Today, the latest phase in the forced ethno-federalisation of Iraq is being played out as the Kurdish–ISCI ruling minority tries to fashion a provincial elections law that can suit its strategy of minimising popular impact on the elections results. Open lists that would give voters the opportunity of overruling party elites in their choice of candidates have been discussed in Iraq recently, but the KDP-appointed president of the “independent” electoral commission, Faraj al-Haydari, has already deemed this “impracticable”. Similarly, the idea of smaller electoral districts is being dismissed because of Kurdish concerns over Kirkuk. This all echoes the December 2005 parliamentary elections, in which no less than one third of ISCI’s members of parliament were “elected” not on the basis of the popular vote but rather were promoted as a result of party manipulations of the list after the ballots had been cast. But then again it is only two months since the Kurds and ISCI fought tooth and nail to avoid any timeline for elections; it would be naïve to expect a sudden change of priorities just because the provincial powers law has been adopted by parliament.

In Stockholm, the Iraq Compact will come up for discussion. As the compact currently stands, it is reminiscent of the Bush administration’s approach to Iraq: open-ended commitment and no substantial demands for political reform. In the annual report by the Iraqi government to the compact organisers, a prominent item under the “national reconciliation” heading is the “expectation” that the Tawafuq bloc will soon rejoin the Maliki government! In fact, forthcoming changes to the Maliki government have been announced regularly ever since the summer of 2006 without any real change actually taking place, but Western governments have been amazingly persistent in taking these optimistic prophecies at face value.

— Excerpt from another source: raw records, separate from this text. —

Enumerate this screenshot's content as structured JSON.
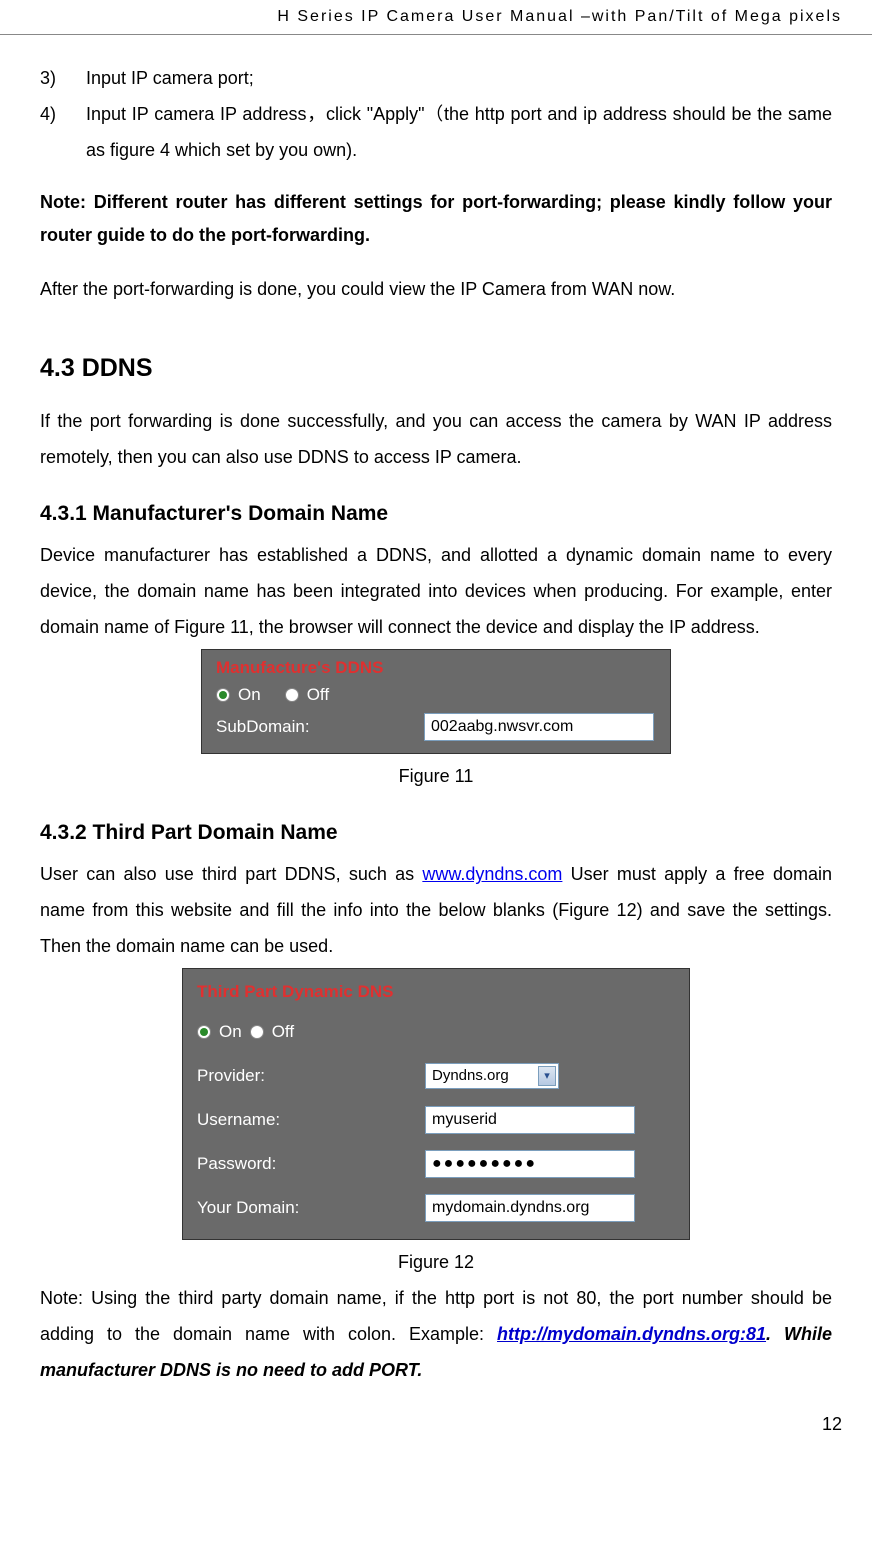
{
  "header": "H  Series  IP  Camera  User  Manual  –with  Pan/Tilt  of  Mega  pixels",
  "list": {
    "n3": "3)",
    "t3": "Input IP camera port;",
    "n4": "4)",
    "t4": "Input IP camera IP address，click \"Apply\"（the http port and ip address should be the same as figure 4 which set by you own)."
  },
  "note1": "Note:  Different  router  has  different  settings  for  port-forwarding;  please  kindly follow your router guide to do the port-forwarding.",
  "after_note": "After the port-forwarding is done, you could view the IP Camera from WAN now.",
  "sec43_title": "4.3   DDNS",
  "sec43_intro": "If  the  port  forwarding  is  done  successfully,  and  you  can  access  the  camera  by  WAN  IP address remotely, then you can also use DDNS to access IP camera.",
  "sec431_title": "4.3.1   Manufacturer's Domain Name",
  "sec431_body": "Device manufacturer has established a DDNS, and allotted a dynamic domain name to every device, the domain name has been integrated into devices when producing. For example, enter  domain  name  of  Figure  11,  the  browser  will  connect  the  device  and  display  the  IP address.",
  "fig11": {
    "panel_title": "Manufacture's DDNS",
    "on": "On",
    "off": "Off",
    "sub_label": "SubDomain:",
    "sub_value": "002aabg.nwsvr.com",
    "caption": "Figure 11"
  },
  "sec432_title": "4.3.2   Third Part Domain Name",
  "sec432_body_a": "User can also use third part DDNS, such as ",
  "sec432_link": "www.dyndns.com",
  "sec432_body_b": " User must apply a free domain name  from  this  website  and  fill  the  info  into  the  below  blanks  (Figure  12)  and  save  the settings. Then the domain name can be used.",
  "fig12": {
    "panel_title": "Third Part Dynamic DNS",
    "on": "On",
    "off": "Off",
    "provider_label": "Provider:",
    "provider_value": "Dyndns.org",
    "username_label": "Username:",
    "username_value": "myuserid",
    "password_label": "Password:",
    "password_value": "●●●●●●●●●",
    "domain_label": "Your Domain:",
    "domain_value": "mydomain.dyndns.org",
    "caption": "Figure 12"
  },
  "note2_a": "Note: Using the third party domain name, if the http port is not 80, the port number should be adding  to  the  domain  name  with  colon.  Example:  ",
  "note2_link": "http://mydomain.dyndns.org:81",
  "note2_b": ".  While manufacturer DDNS is no need to add PORT.",
  "page_number": "12"
}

At the same time they have remained acquiescent when faced with equally determined efforts by Maliki to avoid any robust checks and balances being introduced to the revision of the hyper-decentralised 2005 constitution.

Stockholm could be an opportunity for a fresh discussion of to what extent the Maliki government’s line is truly representative of Iraqi public opinion and really constitutes a sound basis for a new political system in Iraq. Arab states could try to find a constructive position between full boycott and unconditional surrender to the ISCI-Kurdish blueprint for the new Iraq. More likely, however, the conference will play out as a polite gathering of diplomats that will fail to ask critical questions about the overall direction of Iraqi politics, thereby perpetuating the West’s abandonment of the Iraqi people.